Connectives of Contrast
Although (embora) & Despite (apesar de)
These have essentially the same meaning but notice how the structure differs in usage. ‘Although’ is used at the beginning or the middle of a sentence. ‘Despite’ is followed either by an ‘ing’ verb or ‘determiner + noun’.
Although I wasn’t hungry I ate two plates of spaghetti.
Despite not being hungry I ate two plates of spaghetti.
The Board voted for a pay rise, although some of them had reservations.
The Board voted for a pay rise despite its reservations.
However (entretanto) and Nevertheless (mesmo assim)
‘However’ and ‘Nevertheless’ carry a little more emphasis than ‘although’ and are most effectively used at the beginning of a new sentence linking back to a previous one.
Several board members objected to the pay rise.

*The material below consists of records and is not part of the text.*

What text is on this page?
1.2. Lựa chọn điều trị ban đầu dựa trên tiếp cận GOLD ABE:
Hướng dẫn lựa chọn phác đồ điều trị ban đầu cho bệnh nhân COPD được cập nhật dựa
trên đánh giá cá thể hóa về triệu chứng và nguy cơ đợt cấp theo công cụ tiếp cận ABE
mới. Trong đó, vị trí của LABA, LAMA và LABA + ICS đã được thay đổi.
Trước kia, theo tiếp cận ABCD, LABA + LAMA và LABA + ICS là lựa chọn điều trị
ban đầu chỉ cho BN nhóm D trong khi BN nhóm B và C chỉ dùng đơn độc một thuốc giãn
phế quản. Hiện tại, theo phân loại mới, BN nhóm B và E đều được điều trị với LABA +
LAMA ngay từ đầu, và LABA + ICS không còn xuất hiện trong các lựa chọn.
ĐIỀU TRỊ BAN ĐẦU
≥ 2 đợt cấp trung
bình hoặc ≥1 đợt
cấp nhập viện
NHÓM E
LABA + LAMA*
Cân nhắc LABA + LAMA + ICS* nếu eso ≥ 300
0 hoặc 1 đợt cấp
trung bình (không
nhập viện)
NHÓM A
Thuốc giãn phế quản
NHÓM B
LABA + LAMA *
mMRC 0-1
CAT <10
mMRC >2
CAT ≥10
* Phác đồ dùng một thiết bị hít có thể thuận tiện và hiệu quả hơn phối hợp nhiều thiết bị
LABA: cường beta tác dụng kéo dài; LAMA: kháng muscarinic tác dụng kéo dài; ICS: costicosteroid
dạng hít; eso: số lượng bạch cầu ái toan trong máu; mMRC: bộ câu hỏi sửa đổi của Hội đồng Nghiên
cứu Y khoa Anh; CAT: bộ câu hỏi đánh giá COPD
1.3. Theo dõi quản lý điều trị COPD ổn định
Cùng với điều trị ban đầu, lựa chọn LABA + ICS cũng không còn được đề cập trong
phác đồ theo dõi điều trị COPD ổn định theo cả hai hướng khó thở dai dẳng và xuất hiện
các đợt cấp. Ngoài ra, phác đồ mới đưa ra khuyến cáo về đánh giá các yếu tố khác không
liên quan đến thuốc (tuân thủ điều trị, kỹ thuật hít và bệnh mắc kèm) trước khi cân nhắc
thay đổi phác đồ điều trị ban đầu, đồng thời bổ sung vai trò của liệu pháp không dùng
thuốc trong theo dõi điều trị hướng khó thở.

However, the CEO overruled their objections.
Several board members objected but were overruled nevertheless.
Other common connectives of contrast:
Even though – same as ‘although’ but with more emphasis.
Though – same as ‘although’.
In spite of – the same as ‘despite’.
Connectives of Comparison
Whereas (enquanto) & While (enquanto)
‘Whereas’ is used in comparisons where there is no causal relationship between the two facts or ideas. One fact does not explain the other.
Whereas Saturn is relatively close to the Sun, Pluto is relatively far.
While my mother loves dogs, I prefer to keep a cat.
Other common connectives of comparison:
Unlike / Conversely / Similarly / Likewise
Connectives of Conclusion
Therefore (portanto or logo)
‘Therefore’ suggests that the second idea or phrase is the logical conclusion from the first.
The value of the dollar is expected to rise soon, therefore now would be a good time to buy.
Thus and hence have the same meaning as therefore.
Other common connectives of conclusion:
Consequently / As a consequence / Accordingly
Connectives of Addition
In Addition to, Furthermore and Moreover (alem disso)
‘In addition’ is a common way of adding ideas or phrases to support an argument. ‘Furthermore’ and ‘moreover’ are more formal ways of saying the same thing and are therefore found mostly only in formal written English.
In addition to the problems with the client, I had the supplier telling me that he wanted the payment in advance.
Beyond (alem de) and Besides
‘Beyond’ and ‘besides’ are less formal ways of saying ‘in addition to’.
Besides having to go to the bank, I had to pick up the dry cleaning.
I had problems far beyond the ones that my boss was aware of.
Other common connectives of addition:
As well as / Additionally / Also / Worse yet / What’s more (spoken English only)
Connectives of Emphasis
Especially and Indeed
Both of these connectives are very common.
The meeting was a great success. Indeed, people were still talking about it the following Monday.
I'm not sure about the investment, especially as it involves entering an unfamiliar market.
Connectives of Continuation
Anyway (de qualquer maneira), in any case and even so (mesmo assim) are used when we wish to return to the main subject or point following a deviation.
He said he was traveling and that he would be away for at least three weeks because his mother was ill and he wasn’t sure whether he would be back before June. Anyway, he said that he wasn’t available for the time being.
Other common connectives of resumption:
All the same / Regardless / Be that as it may
Connectives of Clarification
Actually (na verdade) and In truth
A lot of people think I must be German, but actually I’m British.